Satu hal yang membedakan rekrutmen 2026 adalah penerapan kebijakan zero growth dan minus growth sesuai Nota Keuangan II Tahun 2026. Artinya, penambahan pegawai baru akan dikontrol ketat; jumlah yang diterima bisa jadi hanya sebanding dengan jumlah yang pensiun (zero growth) atau bahkan lebih sedikit (minus growth). Hal ini menunjukkan bahwa seleksi akan semakin kompetitif dan sangat berbasis pada kebutuhan riil instansi.
Tahapan Seleksi dan Dokumen Persyaratan
Proses seleksi tetap mengacu pada UU No. 20 Tahun 2023 yang mengedepankan sistem meritokrasi dan transparansi melalui Computer Assisted Test (CAT). Tahapan seleksi meliputi:
- Pengumuman formasi dan pendaftaran akun di portal SSCASN BKN.
- Seleksi Administrasi (unggah dokumen seperti KTP, KK, Ijazah, dan Swafoto).

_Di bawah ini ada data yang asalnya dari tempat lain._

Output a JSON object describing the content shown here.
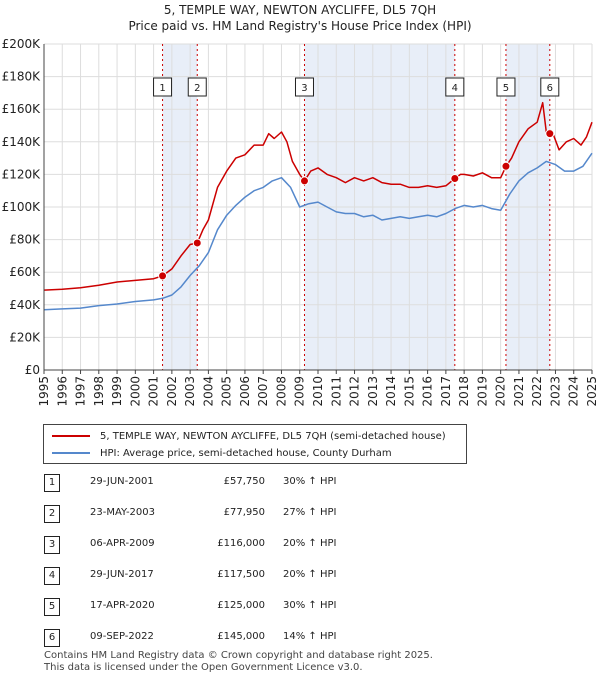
{
  "title_line1": "5, TEMPLE WAY, NEWTON AYCLIFFE, DL5 7QH",
  "title_line2": "Price paid vs. HM Land Registry's House Price Index (HPI)",
  "colors": {
    "property": "#cc0000",
    "hpi": "#5588cc",
    "shade": "#e8eef8",
    "grid": "#dddddd",
    "marker_line": "#cc0000"
  },
  "legend": {
    "property": "5, TEMPLE WAY, NEWTON AYCLIFFE, DL5 7QH (semi-detached house)",
    "hpi": "HPI: Average price, semi-detached house, County Durham"
  },
  "sales": [
    {
      "num": "1",
      "date": "29-JUN-2001",
      "price": "£57,750",
      "hpi": "30% ↑ HPI"
    },
    {
      "num": "2",
      "date": "23-MAY-2003",
      "price": "£77,950",
      "hpi": "27% ↑ HPI"
    },
    {
      "num": "3",
      "date": "06-APR-2009",
      "price": "£116,000",
      "hpi": "20% ↑ HPI"
    },
    {
      "num": "4",
      "date": "29-JUN-2017",
      "price": "£117,500",
      "hpi": "20% ↑ HPI"
    },
    {
      "num": "5",
      "date": "17-APR-2020",
      "price": "£125,000",
      "hpi": "30% ↑ HPI"
    },
    {
      "num": "6",
      "date": "09-SEP-2022",
      "price": "£145,000",
      "hpi": "14% ↑ HPI"
    }
  ],
  "footer": {
    "line1": "Contains HM Land Registry data © Crown copyright and database right 2025.",
    "line2": "This data is licensed under the Open Government Licence v3.0."
  },
  "chart_data": {
    "type": "line",
    "title": "5, TEMPLE WAY, NEWTON AYCLIFFE, DL5 7QH",
    "subtitle": "Price paid vs. HM Land Registry's House Price Index (HPI)",
    "xlabel": "",
    "ylabel": "",
    "xlim": [
      1995,
      2025
    ],
    "ylim": [
      0,
      200000
    ],
    "x_ticks": [
      "1995",
      "1996",
      "1997",
      "1998",
      "1999",
      "2000",
      "2001",
      "2002",
      "2003",
      "2004",
      "2005",
      "2006",
      "2007",
      "2008",
      "2009",
      "2010",
      "2011",
      "2012",
      "2013",
      "2014",
      "2015",
      "2016",
      "2017",
      "2018",
      "2019",
      "2020",
      "2021",
      "2022",
      "2023",
      "2024",
      "2025"
    ],
    "y_ticks": [
      {
        "value": 0,
        "label": "£0"
      },
      {
        "value": 20000,
        "label": "£20K"
      },
      {
        "value": 40000,
        "label": "£40K"
      },
      {
        "value": 60000,
        "label": "£60K"
      },
      {
        "value": 80000,
        "label": "£80K"
      },
      {
        "value": 100000,
        "label": "£100K"
      },
      {
        "value": 120000,
        "label": "£120K"
      },
      {
        "value": 140000,
        "label": "£140K"
      },
      {
        "value": 160000,
        "label": "£160K"
      },
      {
        "value": 180000,
        "label": "£180K"
      },
      {
        "value": 200000,
        "label": "£200K"
      }
    ],
    "grid": true,
    "legend_position": "below chart",
    "shaded_periods": [
      [
        2001.49,
        2003.39
      ],
      [
        2009.26,
        2017.49
      ],
      [
        2020.29,
        2022.69
      ]
    ],
    "series": [
      {
        "name": "5, TEMPLE WAY, NEWTON AYCLIFFE, DL5 7QH (semi-detached house)",
        "x": [
          1995,
          1996,
          1997,
          1998,
          1999,
          2000,
          2001,
          2001.49,
          2002,
          2002.5,
          2003,
          2003.39,
          2003.7,
          2004,
          2004.5,
          2005,
          2005.5,
          2006,
          2006.5,
          2007,
          2007.3,
          2007.6,
          2008,
          2008.3,
          2008.6,
          2009,
          2009.26,
          2009.6,
          2010,
          2010.5,
          2011,
          2011.5,
          2012,
          2012.5,
          2013,
          2013.5,
          2014,
          2014.5,
          2015,
          2015.5,
          2016,
          2016.5,
          2017,
          2017.49,
          2017.8,
          2018,
          2018.5,
          2019,
          2019.5,
          2020,
          2020.29,
          2020.6,
          2021,
          2021.5,
          2022,
          2022.3,
          2022.5,
          2022.69,
          2022.9,
          2023.2,
          2023.6,
          2024,
          2024.4,
          2024.7,
          2025
        ],
        "values": [
          49000,
          49500,
          50500,
          52000,
          54000,
          55000,
          56000,
          57750,
          62000,
          70000,
          77000,
          77950,
          86000,
          92000,
          112000,
          122000,
          130000,
          132000,
          138000,
          138000,
          145000,
          142000,
          146000,
          140000,
          128000,
          120000,
          116000,
          122000,
          124000,
          120000,
          118000,
          115000,
          118000,
          116000,
          118000,
          115000,
          114000,
          114000,
          112000,
          112000,
          113000,
          112000,
          113000,
          117500,
          120000,
          120000,
          119000,
          121000,
          118000,
          118000,
          125000,
          130000,
          140000,
          148000,
          152000,
          164000,
          146000,
          145000,
          144000,
          135000,
          140000,
          142000,
          138000,
          143000,
          152000
        ]
      },
      {
        "name": "HPI: Average price, semi-detached house, County Durham",
        "x": [
          1995,
          1996,
          1997,
          1998,
          1999,
          2000,
          2001,
          2001.5,
          2002,
          2002.5,
          2003,
          2003.5,
          2004,
          2004.5,
          2005,
          2005.5,
          2006,
          2006.5,
          2007,
          2007.5,
          2008,
          2008.5,
          2009,
          2009.5,
          2010,
          2010.5,
          2011,
          2011.5,
          2012,
          2012.5,
          2013,
          2013.5,
          2014,
          2014.5,
          2015,
          2015.5,
          2016,
          2016.5,
          2017,
          2017.5,
          2018,
          2018.5,
          2019,
          2019.5,
          2020,
          2020.5,
          2021,
          2021.5,
          2022,
          2022.5,
          2023,
          2023.5,
          2024,
          2024.5,
          2025
        ],
        "values": [
          37000,
          37500,
          38000,
          39500,
          40500,
          42000,
          43000,
          44000,
          46000,
          51000,
          58000,
          64000,
          72000,
          86000,
          95000,
          101000,
          106000,
          110000,
          112000,
          116000,
          118000,
          112000,
          100000,
          102000,
          103000,
          100000,
          97000,
          96000,
          96000,
          94000,
          95000,
          92000,
          93000,
          94000,
          93000,
          94000,
          95000,
          94000,
          96000,
          99000,
          101000,
          100000,
          101000,
          99000,
          98000,
          108000,
          116000,
          121000,
          124000,
          128000,
          126000,
          122000,
          122000,
          125000,
          133000
        ]
      }
    ],
    "sale_points": [
      {
        "label": "1",
        "x": 2001.49,
        "y": 57750
      },
      {
        "label": "2",
        "x": 2003.39,
        "y": 77950
      },
      {
        "label": "3",
        "x": 2009.26,
        "y": 116000
      },
      {
        "label": "4",
        "x": 2017.49,
        "y": 117500
      },
      {
        "label": "5",
        "x": 2020.29,
        "y": 125000
      },
      {
        "label": "6",
        "x": 2022.69,
        "y": 145000
      }
    ]
  }
}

- Seleksi Kompetensi Dasar (SKD).
- Seleksi Kompetensi Bidang (SKB).
- Pengumuman kelulusan akhir.
Calon pelamar diharapkan mulai mempersiapkan dokumen digital dengan format dan ukuran yang sesuai (JPEG/PDF) agar proses pendaftaran berjalan lancar saat portal resmi dibuka.
Kesimpulan
Pemerintah diprediksi akan membuka seleksi CPNS 2026 pada kuartal ketiga (sekitar Agustus-September) dengan estimasi kuota antara 300.000 hingga 400.000 formasi. Rekrutmen ini diprioritaskan untuk sektor pendidikan, kesehatan, dan tenaga teknis digital guna mengisi kekosongan akibat banyaknya ASN yang pensiun.